No surprise that there were riots in Afghanistan, Pakistan, and Palestine because of the story. If I had heard of Muslim soldiers desecrating Bibles, I'd have been just as outraged. 15 people were killed in these riots, though, which is tragic. I think that the story at Christianity Today is telling:
When The Washington Times in 2002 reported that Muslims holed up in Bethlehem's Church of the Nativity had used the Bible as toilet paper, Christian leaders there complained under their breath. Christian and Muslim leaders here in America were silent.
When, on the first season of Survivor, Rudy Boesch said, "The only reason I'd bring a Bible out here is if … I needed toilet paper," it was played for laughs. There were no deadly riots—at least none that Weblog remembered.
When an NBC sitcom plot included a joke about flushing a consecrated Communion wafer down the toilet after a Catholic funeral Mass, Weblog remembers reading one press release from an organization that complains about a lot of things. No riots. No protests. No mainstream media coverage (at least none Weblog remembers seeing). And for what it's worth, Roman Catholics believe that the host is the actual body of God incarnate.
But if, let's say, a Christian leader had called for a boycott over such matters, the cry would go out that we are living in a theocracy.
I recommend the rest of that article, incidentally -- very good reading.
Of course, now Newsweek is saying that the story may have been wrong. In an apology to readers, Newsweek editor Mark Whitaker (search) said that its lone source for a story accusing U.S. interrogators of flushing the Koran (search) down the toilet to rattle a detainee later said he could not recall where information about the alleged incident came from.
"We believed our story was newsworthy because a U.S. official said government investigators turned up this evidence," Whitaker wrote. "But we regret that we got any part of our story wrong, and extend our sympathies to victims of the violence and to the U.S. soldiers caught in its midst."

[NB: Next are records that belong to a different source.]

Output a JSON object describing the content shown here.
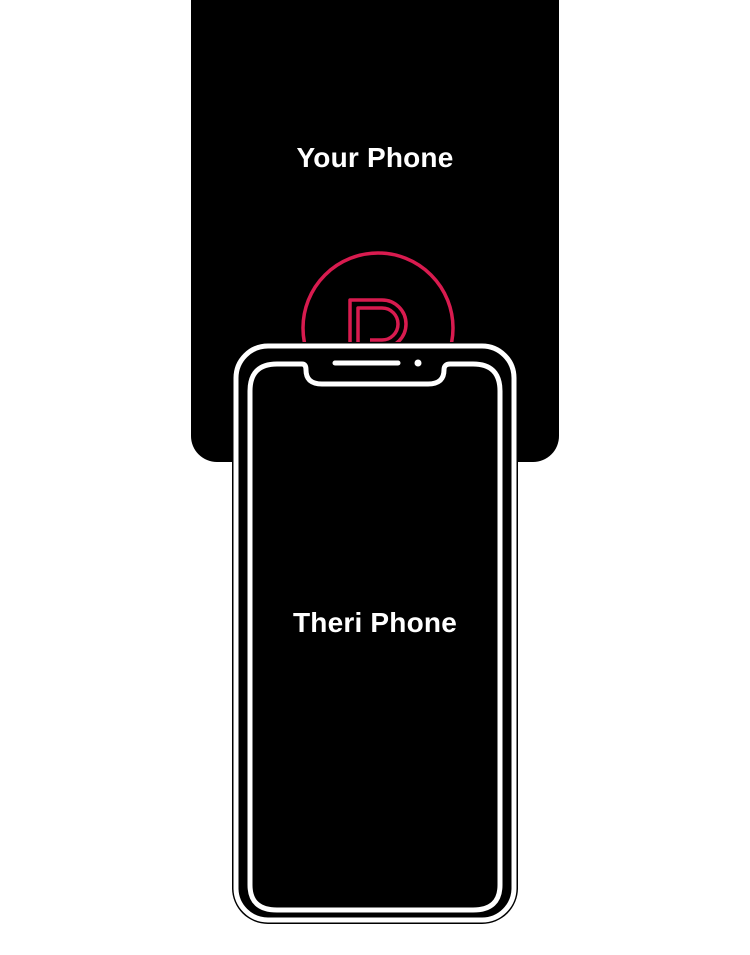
{
  "your_phone": {
    "label": "Your Phone"
  },
  "their_phone": {
    "label": "Theri Phone"
  },
  "colors": {
    "card": "#000000",
    "outline": "#ffffff",
    "accent": "#d81b4f"
  },
  "icons": {
    "logo": "p-logo-icon"
  }
}
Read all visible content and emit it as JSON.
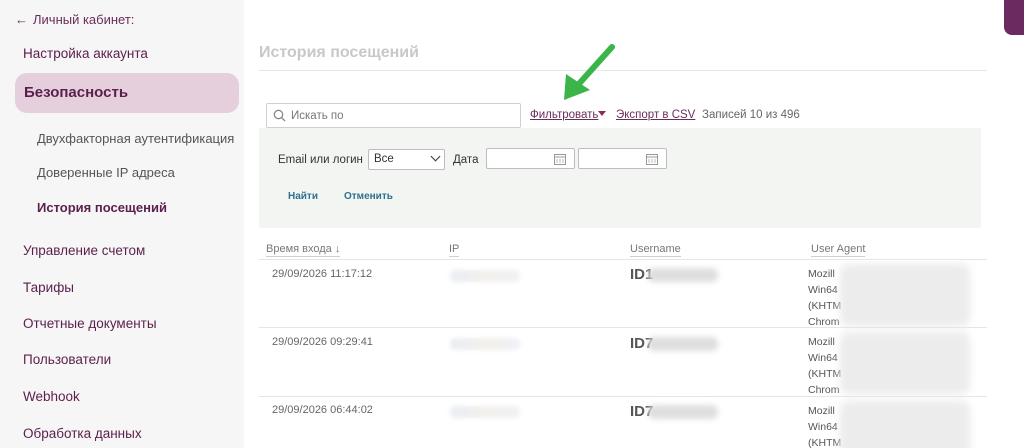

Had this been a blogger, there would have been cries of regulation, accountability, etc. Had it been Drudge, or Limbaugh, or O'Reilly, there would have been a lynch mob ready to exact justice. But it was Newsweek. So I'm betting that in a week or so (maybe less) we won't hear anything more about this, or what kind of punishment was inflicted, or who got fired or demoted. Unless the story is kept alive.
People died because a major news source based a story entirely on the statement of an undisclosed source. Something needs to be done, internally. Newsweek needs to institute a plicy similar to the one the Wall Street Journal has -- there should be a limited number of undisclosed sources used in a story, and the story should be verified by sources who are willing to go on the record. If this happens, maybe in the future people won't die because a magazine didn't bother to check their sources.